Karen dropped her gaze and nodded jerkily.
"I'm going to ask you to trust me," Heather said as she returned to her seat. "I suspect your wariness is my own fault. Maybe I shouldn't have mentioned that patient in Europe—"
"No," Karen cut in. "At the time I was glad that you did. Back then, I needed to know all that might happen. But. . ."
"But now it haunts you."
Karen nodded again.
"Look," Heather said gently. "I told you about that case only to inform you of the worst that might happen—barring any serious complications with the surgery, of course. But the odds against the same thing happening to you are high, Karen.
"Unless you hold out on me. If you're suffering and not letting on, then those odds decline. And sharply."

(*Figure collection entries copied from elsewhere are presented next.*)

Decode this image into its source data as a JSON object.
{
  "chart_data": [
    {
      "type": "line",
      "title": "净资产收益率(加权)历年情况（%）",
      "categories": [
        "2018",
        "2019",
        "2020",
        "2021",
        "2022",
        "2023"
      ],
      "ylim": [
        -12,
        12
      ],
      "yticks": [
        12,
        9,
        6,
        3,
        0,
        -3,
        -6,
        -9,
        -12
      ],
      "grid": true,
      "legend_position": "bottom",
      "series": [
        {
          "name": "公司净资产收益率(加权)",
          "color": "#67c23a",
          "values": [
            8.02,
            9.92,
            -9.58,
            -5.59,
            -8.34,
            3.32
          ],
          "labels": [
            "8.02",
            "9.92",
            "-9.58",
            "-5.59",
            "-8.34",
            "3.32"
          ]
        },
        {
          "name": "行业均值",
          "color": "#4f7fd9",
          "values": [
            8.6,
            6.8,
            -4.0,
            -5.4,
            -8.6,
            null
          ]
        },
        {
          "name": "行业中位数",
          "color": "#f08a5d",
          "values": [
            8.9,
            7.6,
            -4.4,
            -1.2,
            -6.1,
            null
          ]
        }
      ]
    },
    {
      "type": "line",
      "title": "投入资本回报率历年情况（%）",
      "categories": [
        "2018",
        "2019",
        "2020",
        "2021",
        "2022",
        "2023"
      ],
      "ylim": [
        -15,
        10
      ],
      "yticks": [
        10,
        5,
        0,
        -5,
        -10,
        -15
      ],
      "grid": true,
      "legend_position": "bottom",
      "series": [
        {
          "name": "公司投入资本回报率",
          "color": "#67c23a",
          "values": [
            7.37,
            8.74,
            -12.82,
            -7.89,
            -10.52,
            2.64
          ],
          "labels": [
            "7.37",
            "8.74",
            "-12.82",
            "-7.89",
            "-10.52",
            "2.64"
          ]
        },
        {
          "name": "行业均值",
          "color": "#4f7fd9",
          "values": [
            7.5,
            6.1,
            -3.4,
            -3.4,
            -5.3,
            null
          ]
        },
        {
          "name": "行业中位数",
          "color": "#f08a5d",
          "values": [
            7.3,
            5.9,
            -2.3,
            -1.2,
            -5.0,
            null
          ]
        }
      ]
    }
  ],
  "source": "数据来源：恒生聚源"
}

Karen's hands writhed in her lap like battling dragons, clasping and unclasping, shiny with sweat. One question plagued her mind: Should she trust this woman? Considering it rationally—which had become damned hard to do over the past several days—the doctor had only Karen's best interests in mind. She would not do anything that didn't need doing. The risks would be weighed before any action was taken. But the less rational, more childlike part of her mind, which had assumed almost total control of her thinking just lately, counseled sternly against uttering another word. As soon as you mention these. . . whatever the Christ they are, that child's voice cautioned her, she's going to press a button and a couple of orderlies will burst in and drag you away in a straitjacket.